I know I haven't been updating for a long while, but the reasons include but are not limited to moving to Canada, various health issues, tech layoffs, being busy with the fund, and more.
However, patting my own back, I surprisingly achieved my goals for 2022.
The Black Swan
While many economists and traders warn about hyper-inflation and stagflation last year, most people still didn't expect the FED to firmly raise the interest rates. It is a black swan event, well to me at least.
I'm extremely happy to pick up Incerto by Nassim Taleb, among which The Black Swan might be the most well-known, but the other ones are as good as if not better than The Black Swan.
The takeaways fit the current economic situation very well (downturns are great for self-examination amirite 🙃):
- For a complex system like economics, things can go either way because of the randomness. This not only applies to daily fluctuations, but also the larger scale questions of will the market crash, and especially the when and the how.
- The Barbell Strategy has a lot of merit to it, especially now when the traditional stock/bond portfolio both go down instead of supposedly hedging each other.

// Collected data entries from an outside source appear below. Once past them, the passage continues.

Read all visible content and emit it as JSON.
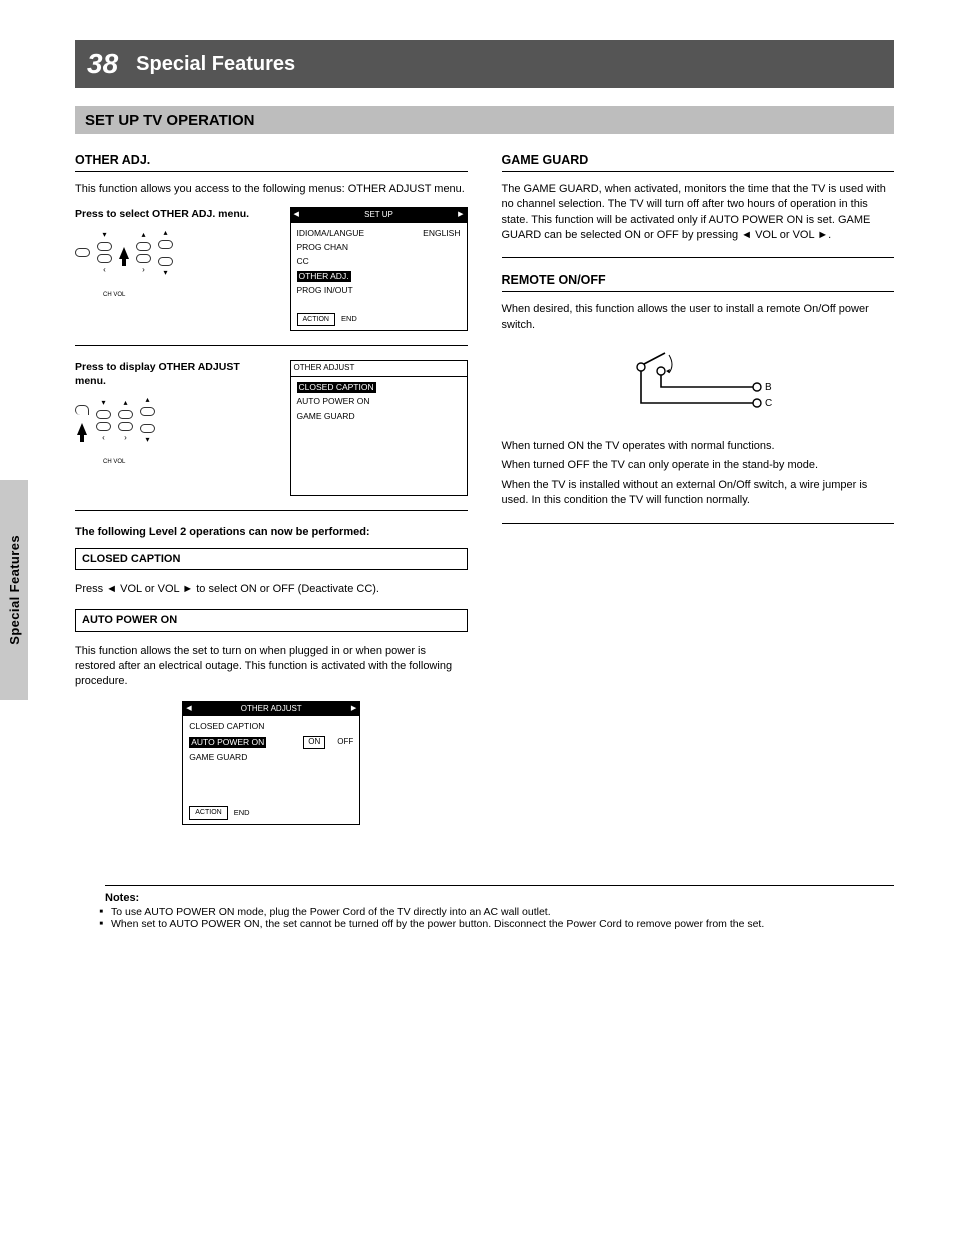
{
  "page": {
    "number": "38",
    "title": "Special Features",
    "section_bar": "SET UP TV OPERATION",
    "side_tab": "Special Features"
  },
  "col_left": {
    "heading": "OTHER ADJ.",
    "intro": "This function allows you access to the following menus: OTHER ADJUST menu.",
    "step4": {
      "label": "Press to select OTHER ADJ. menu.",
      "small": "CH VOL",
      "osd_title": "SET UP",
      "osd_items": [
        {
          "k": "IDIOMA/LANGUE",
          "v": "ENGLISH"
        },
        {
          "k": "PROG CHAN",
          "v": ""
        },
        {
          "k": "CC",
          "v": ""
        },
        {
          "k": "OTHER ADJ.",
          "v": "",
          "hl": true
        },
        {
          "k": "PROG IN/OUT",
          "v": ""
        }
      ],
      "osd_foot_action": "ACTION",
      "osd_foot_label": "END"
    },
    "step5": {
      "label": "Press to display OTHER ADJUST menu.",
      "small": "CH VOL",
      "osd_title": "OTHER ADJUST",
      "osd_items": [
        {
          "k": "CLOSED CAPTION",
          "v": "",
          "hl": true
        },
        {
          "k": "AUTO POWER ON",
          "v": ""
        },
        {
          "k": "GAME GUARD",
          "v": ""
        }
      ]
    },
    "l2": {
      "cc_head": "CLOSED CAPTION",
      "cc_text": "Press ◄ VOL or VOL ► to select ON or OFF (Deactivate CC).",
      "auto_head": "AUTO POWER ON",
      "auto_text": "This function allows the set to turn on when plugged in or when power is restored after an electrical outage. This function is activated with the following procedure.",
      "osd_title": "OTHER ADJUST",
      "osd_items": [
        {
          "k": "CLOSED CAPTION",
          "v": ""
        },
        {
          "k": "AUTO POWER ON",
          "v": "",
          "hl": true,
          "on": "ON",
          "off": "OFF"
        },
        {
          "k": "GAME GUARD",
          "v": ""
        }
      ],
      "osd_foot_action": "ACTION",
      "osd_foot_label": "END"
    }
  },
  "col_right": {
    "game_head": "GAME GUARD",
    "game_text": "The GAME GUARD, when activated, monitors the time that the TV is used with no channel selection. The TV will turn off after two hours of operation in this state. This function will be activated only if AUTO POWER ON is set. GAME GUARD can be selected ON or OFF by pressing ◄ VOL or VOL ►.",
    "remote_head": "REMOTE ON/OFF",
    "remote_intro": "When desired, this function allows the user to install a remote On/Off power switch.",
    "pin_b": "B",
    "pin_c": "C",
    "note_lines": [
      "When turned ON the TV operates with normal functions.",
      "When turned OFF the TV can only operate in the stand-by mode.",
      "When the TV is installed without an external On/Off switch, a wire jumper is used. In this condition the TV will function normally."
    ]
  },
  "notes": {
    "title": "Notes:",
    "items": [
      "To use AUTO POWER ON mode, plug the Power Cord of the TV directly into an AC wall outlet.",
      "When set to AUTO POWER ON, the set cannot be turned off by the power button. Disconnect the Power Cord to remove power from the set."
    ]
  }
}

- Don't time the market with the majority of your portfolio because things can always go wrong. Just see the tech employees who hold on to all of their RSUs but can barely pay taxes now.
- The counter-example is from successful stories like the actual winners from the WSB GME saga. They didn't spend their life's worth on the bet, but they added a lot of leverage using options but have limited downside (can't lose more than the premiums). If things didn't work out, it's fine and there is still enough capital to bet on the next one. If things do work, it's an exponential payoff worth much more than the money lost on previous bets.
I'm fortunate to be able to stick to some of my personal discipline:
- Always sell RSUs once vested because if they can go up, they can also go down.
- Resist the temptation from the likes of ARK. I only had a very small position at the beginning of the year.
- Keep a decent cash reserve, and used leveraged ETF to still keep similar levels of exposure to the stock market.
- My real estate investing mainly focused on cashflows in markets with good economies to support, so they are really not affected by the macro this year.
Speaking of real estate, a lot has gone wrong this year:
A flip project was broken into, burglarized, and set on fire so that the fire department had to come to put the fire out. It was not easy to deal with this, but we have proper property insurance and we hired insurance adjuster to deal with the insurance company so that we will be able to recoup most of the cost to build it back up.
A reputable property manager disappeared. Thankfully, his business partner, another reputable real estate agent took over the mess and sorted it out.
A fund that I invested in as a passive investor didn't go as planned. Fortunately, the partner who did the fundraising is helping a lot with the legal actions. Secondly, I initially viewed this as a more risky investment so we didn't invest too much with the expectation of things could go wrong. Thirdly, it's still real estate after all, there will be some value to be salvaged, like the land and the buildings, so we won't get nothing in return (hopefully).
They all turned out ... ok. I didn't lose too much but it was a lot of unexpected stress which coincided with my moving to Canada and some sudden health issues.
I survived, and that is what matters. I survived these because one-year-ago me was very conscious of risks and controlling those risks. Risk management and exit strategies are what really kept me in the game. You should hope you won't ever need them, but in my case, it's the difference between bust or not.
I'm very fortunate to be a part of a short-term rental fund where we raised $1M+ and acquired 22 units in Indianapolis and Atlanta. Despite the many difficulties, we pulled through and already got 18 of the 22 units online, already getting $36k in revenue and being cashflow positive.
While it's still too early for learnings, this does bring me to my goal of 30+ doors and continue scaling up. I thank my team for keep pushing to overcome the many unforeseen obstacles, and again, thanks to the market, business model, and deal analysis so that the fund wasn't too affected by the macro.
On a Personal Note
As mentioned in the beginning, this is a terrible year for me. This is like Murphy's law suddenly triggered in the same year, everything can go wrong did go wrong (almost).
While I much prefer not going through the hardship, this does teach me the lesson of the importance of managing risks, not only financially but also risks of everything in life.